The story has detail about the amount and terms of investment for first-third year marketing and distribution, expected turnover and earnings potential. All conditions are subject to annual review and revision.
The story has its players midway through the first year and turnover is running well below targets. There have been unforeseen problems and Company X feels it is losing control of the situation. The partners do not speak each other’s language (both non-native speakers of English). A meeting is called to discuss options open to get the joint venture back on track.
Agenda of the meeting:
1. Market report
2. Financial report
a) recruitment of local employee to oversee the joint venture
b) more regular reporting
c) abandon joint venture at end of year
4. Action plan
Roles (incl. descriptions)
- chairperson, CEO Company X
- area sales manager
- marketing manager
- distribution manager
- financial manager
- observer (responsible for minutes)
Of course prior to the meeting we discussed some of the different issues we felt could arise in an online virtual meeting and exchanged ideas on cross-cultural sensitivities in non-face2face situations. This included the special role of the chairperson in a virtual meeting. So we were quite well prepared for some of these issues.
We doodled a time to meet, made sure that everyone had headphones and webcams (optional). Students prepared their roles on their own time. The time we set was about 14 days later. If class is held weekly, I recommend allowing this amount of time for preparation of an initial meeting session.
The meeting went very well! Isabelle chaired the meeting very professionally and all the other participants took their roles seriously and helped each other out with technical issues that came up during the discussion, as in their roles/story. The financial manager was absent (couldn’t get on for some reason) so this meant that the others had to manage – a very typical scenario we thought, and again, this was managed well by everyone else, i.e. participants gave their opinions about/perspectives on the financial issues. The meeting finalized an action plan which was simple but realistic. (BTW – the facilitator (me) did not use a webcam so as not to highlight the fact that I was present. But I could hear and watch the entire meeting. I would do this again because I think students did forget that I was there). As the meeting was recorded it can be seen/heard for purposes of debriefing for future meetings/webinars.

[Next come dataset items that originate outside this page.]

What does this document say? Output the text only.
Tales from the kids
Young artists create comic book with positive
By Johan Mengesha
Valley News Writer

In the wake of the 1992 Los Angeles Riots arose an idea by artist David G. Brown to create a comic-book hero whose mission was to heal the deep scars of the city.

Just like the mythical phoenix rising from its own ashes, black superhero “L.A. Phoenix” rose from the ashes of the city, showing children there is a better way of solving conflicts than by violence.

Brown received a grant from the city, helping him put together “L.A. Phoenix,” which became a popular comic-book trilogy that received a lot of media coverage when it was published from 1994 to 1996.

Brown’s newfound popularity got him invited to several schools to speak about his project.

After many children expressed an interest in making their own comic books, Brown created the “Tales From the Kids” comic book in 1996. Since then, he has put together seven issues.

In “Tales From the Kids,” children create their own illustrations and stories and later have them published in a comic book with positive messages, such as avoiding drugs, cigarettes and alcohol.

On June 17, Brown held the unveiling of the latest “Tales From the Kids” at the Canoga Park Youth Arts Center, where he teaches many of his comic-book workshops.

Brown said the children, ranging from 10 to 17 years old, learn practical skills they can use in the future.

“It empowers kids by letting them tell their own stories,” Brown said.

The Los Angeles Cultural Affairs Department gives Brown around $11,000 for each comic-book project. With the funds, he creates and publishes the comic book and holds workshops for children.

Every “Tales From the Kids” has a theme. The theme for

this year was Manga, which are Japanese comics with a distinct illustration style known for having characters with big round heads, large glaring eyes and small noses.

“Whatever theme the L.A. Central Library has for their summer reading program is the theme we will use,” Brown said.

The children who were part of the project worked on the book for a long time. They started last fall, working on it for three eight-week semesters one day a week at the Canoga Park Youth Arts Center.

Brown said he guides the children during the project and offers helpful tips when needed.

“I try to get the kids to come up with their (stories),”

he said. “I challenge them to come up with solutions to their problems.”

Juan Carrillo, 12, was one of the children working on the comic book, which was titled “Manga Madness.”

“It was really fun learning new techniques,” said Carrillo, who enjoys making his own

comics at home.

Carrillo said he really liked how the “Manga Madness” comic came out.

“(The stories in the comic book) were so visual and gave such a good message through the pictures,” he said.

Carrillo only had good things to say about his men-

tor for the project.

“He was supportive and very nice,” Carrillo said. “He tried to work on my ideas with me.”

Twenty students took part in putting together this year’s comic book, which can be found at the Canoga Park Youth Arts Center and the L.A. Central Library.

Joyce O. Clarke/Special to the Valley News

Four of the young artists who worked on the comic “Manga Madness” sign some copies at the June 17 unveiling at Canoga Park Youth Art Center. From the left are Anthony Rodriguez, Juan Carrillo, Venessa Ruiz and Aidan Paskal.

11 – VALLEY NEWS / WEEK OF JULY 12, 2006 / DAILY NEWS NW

One disadvantage to AC as a tool for active meetings training is that there is a limit to the number of participants. It worked with 5-7 participants but I imagine that a meeting of 3-5 would be perfect. But this is an excellent tool for giving reports and presentations to a large audience, as text chatting is available to any number of participants.
I’m trying to think what went wrong with our meeting. Nothing! My tip for teachers and students would be (of course): Be prepared! Communicating on the web can have added intercultural challenges that we don’t always experience in face2face encounters. And, always have your Plan B ready!
It was great fun. I think everyone was satisfied with a job well done, and our main problem at the end was actually saying goodnight and goodbye (it was 10.30 p.m. when I last looked at my watch!)